Lower Reid Infiltration Gallery problem needs to be solved

I was encouraged to read that our new mayor places the Lower Reid Infiltration Gallery problem high on his list of problems to be solved. I sent Mayor Butler an email offering to sit down and discuss my long-standing concerns with the LRIG. As I write this, I have yet to receive a response to my offer, but I am certain that Mayor Butler is very busy, so I am hopeful.

The public water supply contamination in Charleston, W.V., is a parallel to our situation in Issaquah. The Freedom Industries chemical storage tanks next to the Elk River are functionally similar to the storm drains in Issaquah Highlands, with particular emphasis on the new Safeway gas station built on a slope to make containment of a large spill impossible.

The short distance of sloping ground between the storage tanks and the river’s edge is replaced by the Issaquah Highlands storm water system and the hard-piping to the Reid detention pond.

The Elk River is functionally similar to the pipe running from the detention pond to the injection gallery and our Lower Issaquah Valley Aquifer.

Charleston, W.V., wasn’t quick enough to get its intake valves closed so its water system got contaminated and the residents lost all trust in their public utility. In Issaquah, the aquifer would just hold the contamination until some sort of very expensive resolution was found.

“The road to failure is paved with good intentions.” We should make a “U” turn.

Hank Thomas


Klahanie annexation

Why not Sammamish?

Change is sometimes difficult, but can be a catalyst for progress. Yes, there may be some initial expense for changing your city name. I ask you, though, to think visionary and to a better future.

Sammamish has a reputation for taking good care of its parks and amenities and is a very safe and friendly city. Geographically, it just makes sense to be part of Sammamish.
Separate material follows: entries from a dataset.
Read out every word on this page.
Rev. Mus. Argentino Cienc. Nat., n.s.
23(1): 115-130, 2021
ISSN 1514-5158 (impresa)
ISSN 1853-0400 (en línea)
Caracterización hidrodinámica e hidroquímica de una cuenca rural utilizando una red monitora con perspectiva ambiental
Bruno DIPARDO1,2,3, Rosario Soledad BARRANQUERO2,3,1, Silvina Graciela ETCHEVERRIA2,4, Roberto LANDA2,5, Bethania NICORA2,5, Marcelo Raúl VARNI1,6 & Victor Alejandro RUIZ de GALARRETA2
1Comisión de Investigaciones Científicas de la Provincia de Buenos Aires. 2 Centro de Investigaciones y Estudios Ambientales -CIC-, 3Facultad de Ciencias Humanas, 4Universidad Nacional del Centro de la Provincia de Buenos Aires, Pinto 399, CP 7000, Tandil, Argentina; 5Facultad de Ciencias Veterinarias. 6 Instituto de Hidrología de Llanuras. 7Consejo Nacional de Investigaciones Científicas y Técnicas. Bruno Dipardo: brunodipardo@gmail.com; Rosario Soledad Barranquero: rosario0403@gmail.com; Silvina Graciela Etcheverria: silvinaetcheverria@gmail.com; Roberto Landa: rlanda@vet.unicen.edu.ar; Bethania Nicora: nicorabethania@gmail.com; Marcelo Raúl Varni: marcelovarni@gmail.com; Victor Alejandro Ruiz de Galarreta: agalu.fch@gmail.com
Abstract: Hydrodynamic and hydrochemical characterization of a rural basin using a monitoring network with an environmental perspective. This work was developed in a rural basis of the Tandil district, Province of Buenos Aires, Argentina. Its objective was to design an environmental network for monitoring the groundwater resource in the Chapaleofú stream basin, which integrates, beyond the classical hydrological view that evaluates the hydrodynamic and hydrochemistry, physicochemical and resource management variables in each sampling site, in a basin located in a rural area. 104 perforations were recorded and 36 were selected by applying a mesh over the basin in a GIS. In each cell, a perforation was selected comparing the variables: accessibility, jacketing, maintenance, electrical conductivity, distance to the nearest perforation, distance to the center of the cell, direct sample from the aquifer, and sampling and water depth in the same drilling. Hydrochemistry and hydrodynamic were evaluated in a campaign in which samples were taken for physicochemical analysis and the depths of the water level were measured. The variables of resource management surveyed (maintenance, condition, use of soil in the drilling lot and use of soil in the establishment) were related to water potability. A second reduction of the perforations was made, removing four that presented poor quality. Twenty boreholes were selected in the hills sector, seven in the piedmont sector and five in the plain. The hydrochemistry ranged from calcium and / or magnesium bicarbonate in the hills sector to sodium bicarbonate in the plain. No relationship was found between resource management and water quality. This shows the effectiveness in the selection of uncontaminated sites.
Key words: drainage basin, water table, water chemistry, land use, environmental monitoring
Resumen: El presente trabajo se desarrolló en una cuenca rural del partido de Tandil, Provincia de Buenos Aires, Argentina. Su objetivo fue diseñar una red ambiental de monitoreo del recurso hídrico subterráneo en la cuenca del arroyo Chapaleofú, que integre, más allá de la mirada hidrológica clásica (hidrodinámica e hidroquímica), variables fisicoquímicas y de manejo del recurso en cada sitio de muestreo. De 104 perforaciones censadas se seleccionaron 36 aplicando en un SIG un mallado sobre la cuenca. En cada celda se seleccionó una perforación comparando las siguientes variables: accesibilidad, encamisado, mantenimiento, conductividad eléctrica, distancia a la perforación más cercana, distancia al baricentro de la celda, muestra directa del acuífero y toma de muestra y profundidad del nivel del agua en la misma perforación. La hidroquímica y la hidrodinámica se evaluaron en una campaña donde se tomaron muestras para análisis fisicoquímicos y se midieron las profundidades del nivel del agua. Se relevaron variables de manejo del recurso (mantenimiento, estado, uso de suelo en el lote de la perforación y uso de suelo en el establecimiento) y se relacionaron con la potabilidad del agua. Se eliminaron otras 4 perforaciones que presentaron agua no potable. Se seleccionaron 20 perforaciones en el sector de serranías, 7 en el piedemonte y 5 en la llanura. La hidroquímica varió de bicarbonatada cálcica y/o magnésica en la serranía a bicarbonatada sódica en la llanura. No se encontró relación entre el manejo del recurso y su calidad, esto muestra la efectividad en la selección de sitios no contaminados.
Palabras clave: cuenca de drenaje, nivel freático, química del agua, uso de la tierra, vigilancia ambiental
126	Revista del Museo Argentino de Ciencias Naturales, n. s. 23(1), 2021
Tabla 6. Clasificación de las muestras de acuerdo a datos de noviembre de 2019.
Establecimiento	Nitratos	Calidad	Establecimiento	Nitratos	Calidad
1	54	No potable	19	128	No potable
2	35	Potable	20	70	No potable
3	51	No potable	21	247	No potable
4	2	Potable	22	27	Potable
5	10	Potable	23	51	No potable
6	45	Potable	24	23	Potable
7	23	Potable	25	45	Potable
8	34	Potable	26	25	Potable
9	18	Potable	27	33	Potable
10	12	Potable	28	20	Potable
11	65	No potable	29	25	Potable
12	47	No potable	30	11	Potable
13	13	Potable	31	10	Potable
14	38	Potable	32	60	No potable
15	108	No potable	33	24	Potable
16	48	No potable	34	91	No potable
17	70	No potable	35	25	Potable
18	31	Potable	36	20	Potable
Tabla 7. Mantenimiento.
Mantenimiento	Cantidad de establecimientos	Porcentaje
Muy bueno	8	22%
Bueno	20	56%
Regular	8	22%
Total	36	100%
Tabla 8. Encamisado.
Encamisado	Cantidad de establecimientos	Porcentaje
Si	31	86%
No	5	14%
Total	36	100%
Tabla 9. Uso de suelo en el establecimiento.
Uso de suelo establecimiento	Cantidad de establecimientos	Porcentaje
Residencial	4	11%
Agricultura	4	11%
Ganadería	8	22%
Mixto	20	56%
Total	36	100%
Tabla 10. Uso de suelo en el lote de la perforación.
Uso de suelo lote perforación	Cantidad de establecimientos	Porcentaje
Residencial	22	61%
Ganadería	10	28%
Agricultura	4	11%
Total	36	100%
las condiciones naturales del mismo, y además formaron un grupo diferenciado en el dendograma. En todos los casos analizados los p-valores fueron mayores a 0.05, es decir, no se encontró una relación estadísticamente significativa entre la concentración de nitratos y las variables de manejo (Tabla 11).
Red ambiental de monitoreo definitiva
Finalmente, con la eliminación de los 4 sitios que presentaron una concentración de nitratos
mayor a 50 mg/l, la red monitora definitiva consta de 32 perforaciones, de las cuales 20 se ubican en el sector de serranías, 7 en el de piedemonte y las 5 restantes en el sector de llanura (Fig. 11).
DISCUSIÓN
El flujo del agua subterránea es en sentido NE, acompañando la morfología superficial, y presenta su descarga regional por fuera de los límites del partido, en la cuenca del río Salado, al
Klahanie is even on the Sammamish map due to its proximity and like-minded business community.

The Sammamish Chamber of Commerce has always considered the neighborhood of Klahanie as part of the plateau, serving their business community and delivering welcome bags to new residents since the early 2000s.

Vote no to Issaquah and join the thriving and friendly city of Sammamish. Enjoy road improvements, business promotion and tax savings from having no B&O and utility taxes.